Veranstaltungshinweis

VDN und ETG informieren über Schutz- und Leittechnik

Diese Tagung bietet Fachleuten die Möglichkeit, Erfahrungen austauschen und sich über neuste Entwicklungen zu informieren. Im Mittelpunkt steht das Thema, wie bei reduzierten Netznutzungsentgelten und Anreizregulierung eine Zuverlässigkeit in der Schutz- und Leittechnik garantiert werden kann.

Stromnetz Ausbau© Gina Sanders / Fotolia.com

Berlin (red) - Der Verband der Netzbetreiber – VDN – e.V. beim VDEW und die Energietechnische Gesellschaft im VDE (ETG) veranstalten am 20. und 21. März 2007 die Fachtagung "Tutorial Schutz- und Leittechnik" in Dortmund. In der bewährten Kombination aus Plenum, Workshops und Fachausstellung bietet sich den Fachleuten wieder ein interessantes Forum, um die neuesten Entwicklungen in der Schutz- und Leittechnik kennen zu lernen, Hintergründe zu erfahren und um über Forschungsergebnisse informiert zu werden.

Die Veranstaltung findet im Best Western Parkhotel & Kongresszentrum Westfalenhallen in Dortmund statt. Die Teilnahmegebühr beträgt 970 Euro. VDN-, VDE-, ETG der Schweiz-, FGH-, OGE und VEÖ-Mitglieder zahlen 820 Euro, Studenten 50 Euro (alle Preise zuzüglich Mehrwertsteuer).

Aus der Veranstaltungsbeschreibung:

Dieses Tutorial bietet Fachleuten die Möglichkeit, sich über den neusten Stand der Forschung und Hintergründe zum Thema Schutz- und Leittechnik zu informieren. Dem Wunsch vieler Teilnehmer entsprechend, wurde der Abstand zwischen zwei Veranstaltungen verkürzt, um so häufiger eine Plattform anbieten zu können, auf der sich die Fachleute der Anwender und Hersteller zum Dialog und Erfahrungsaustausch treffen können.

Kostendruck und daraus resultierender Personalabbau auf beiden Seiten, vielfach verbunden auch mit Know-how Verlust im eigenen Hause, machen daher ein Forum um so wichtiger, auf dem anstehende Fragen und Probleme erörtert werden können. Für die Netzbetreiber steht dabei aktuell die Frage im Mittelpunkt, wie bei reduzierten Netznutzungsentgelten und bevorstehender Anreizregulierung auch in der Schutz- und Leittechnik weiterhin die bisherige Zuverlässigkeit gewährleistet werden kann. Störungen in der Vergangenheit bieten hierfür ausreichend Diskussionsstoff.
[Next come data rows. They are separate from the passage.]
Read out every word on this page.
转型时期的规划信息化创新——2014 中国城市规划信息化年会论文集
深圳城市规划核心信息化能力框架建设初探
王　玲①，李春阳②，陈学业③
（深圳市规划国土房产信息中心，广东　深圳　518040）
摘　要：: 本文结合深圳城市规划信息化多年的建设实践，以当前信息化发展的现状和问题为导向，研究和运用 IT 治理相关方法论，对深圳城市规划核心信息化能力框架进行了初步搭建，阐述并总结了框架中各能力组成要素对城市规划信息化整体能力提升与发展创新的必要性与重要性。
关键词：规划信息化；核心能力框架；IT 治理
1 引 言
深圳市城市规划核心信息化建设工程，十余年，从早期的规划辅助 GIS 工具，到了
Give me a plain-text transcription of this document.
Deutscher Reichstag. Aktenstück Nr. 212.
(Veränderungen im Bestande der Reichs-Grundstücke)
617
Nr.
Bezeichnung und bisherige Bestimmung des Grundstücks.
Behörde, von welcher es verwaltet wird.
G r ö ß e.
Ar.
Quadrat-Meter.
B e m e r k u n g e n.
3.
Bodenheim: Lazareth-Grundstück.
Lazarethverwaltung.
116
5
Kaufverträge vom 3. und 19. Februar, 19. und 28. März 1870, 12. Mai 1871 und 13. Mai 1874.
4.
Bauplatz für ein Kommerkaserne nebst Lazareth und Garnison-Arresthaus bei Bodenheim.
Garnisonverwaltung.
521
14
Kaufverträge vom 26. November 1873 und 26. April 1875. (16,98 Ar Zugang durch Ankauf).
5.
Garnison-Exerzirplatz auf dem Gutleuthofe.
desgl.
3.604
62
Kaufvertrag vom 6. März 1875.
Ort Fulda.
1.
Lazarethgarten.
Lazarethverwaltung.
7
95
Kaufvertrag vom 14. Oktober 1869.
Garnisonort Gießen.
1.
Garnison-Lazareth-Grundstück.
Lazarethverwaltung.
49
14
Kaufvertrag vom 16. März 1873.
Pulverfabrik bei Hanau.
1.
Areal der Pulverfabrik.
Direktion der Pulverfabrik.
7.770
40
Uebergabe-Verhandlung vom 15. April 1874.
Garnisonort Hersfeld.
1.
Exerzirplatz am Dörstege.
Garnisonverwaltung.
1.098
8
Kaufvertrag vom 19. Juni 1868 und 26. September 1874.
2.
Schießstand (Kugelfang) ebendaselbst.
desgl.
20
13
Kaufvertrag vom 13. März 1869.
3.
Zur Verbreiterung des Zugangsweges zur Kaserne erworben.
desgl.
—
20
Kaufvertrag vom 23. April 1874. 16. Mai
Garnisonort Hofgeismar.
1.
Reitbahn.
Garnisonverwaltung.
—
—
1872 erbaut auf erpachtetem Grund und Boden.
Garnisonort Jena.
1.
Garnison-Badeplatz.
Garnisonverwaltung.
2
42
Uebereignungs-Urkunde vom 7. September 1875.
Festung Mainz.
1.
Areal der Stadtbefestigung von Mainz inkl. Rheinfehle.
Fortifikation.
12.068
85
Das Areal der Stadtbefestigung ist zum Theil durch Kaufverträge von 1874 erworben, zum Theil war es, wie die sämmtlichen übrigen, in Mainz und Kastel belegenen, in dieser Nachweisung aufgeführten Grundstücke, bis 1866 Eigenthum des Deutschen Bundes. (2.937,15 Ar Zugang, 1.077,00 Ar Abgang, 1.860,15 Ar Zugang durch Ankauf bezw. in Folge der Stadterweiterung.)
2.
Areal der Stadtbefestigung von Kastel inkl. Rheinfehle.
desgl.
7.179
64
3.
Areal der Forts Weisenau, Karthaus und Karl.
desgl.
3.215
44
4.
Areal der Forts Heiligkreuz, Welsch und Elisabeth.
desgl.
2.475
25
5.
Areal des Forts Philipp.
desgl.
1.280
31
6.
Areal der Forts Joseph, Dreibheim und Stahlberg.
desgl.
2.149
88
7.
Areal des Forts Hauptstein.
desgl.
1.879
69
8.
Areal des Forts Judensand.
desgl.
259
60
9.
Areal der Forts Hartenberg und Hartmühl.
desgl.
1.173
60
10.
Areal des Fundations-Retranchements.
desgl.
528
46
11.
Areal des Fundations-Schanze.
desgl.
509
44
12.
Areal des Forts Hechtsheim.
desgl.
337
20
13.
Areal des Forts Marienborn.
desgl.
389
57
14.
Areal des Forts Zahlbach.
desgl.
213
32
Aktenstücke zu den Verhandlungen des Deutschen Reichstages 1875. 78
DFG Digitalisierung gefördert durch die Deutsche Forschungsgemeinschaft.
Neue Überlegungen in der Schutztechnik setzen sich mit dieser Thematik auseinander.

Es finden vier parallele Workshops zu den Themen "IEC 61850 – Engineering in der Praxis", "Auswirkungen der aktuellen Netzanschlussrichtlinien für die dezentrale Einspeisung auf die Primär- und Sekundärtechnik", "Anforderungen moderner digitaler Schutzgeräte an die Prüftechnik" sowie "IEC 61850 – Anwendungshilfen für die Praxis" statt.

In der Leittechnik konnten nach anfänglichem Zögern die ersten Anlagen nach IEC 61850 ausgerüstet werden. Somit liegen jetzt auch konkrete Erfahrungsberichte vor. Die Beharrlichkeit der Netzbetreiber, ihre Wünsche und Vorstellungen hinsichtlich der Ausgestaltung der IEC 61850 zu formulieren und mit den Herstellern abzustimmen, hat Früchte getragen. Auf Grund der guten Vorarbeit und der jetzt gemachten Erfahrungen kann davon ausgegangen werden, dass sich diese Technik weiter etablieren wird. Überlegungen aus den Hochschulen runden in gewohnter Weise das Themenangebot ab.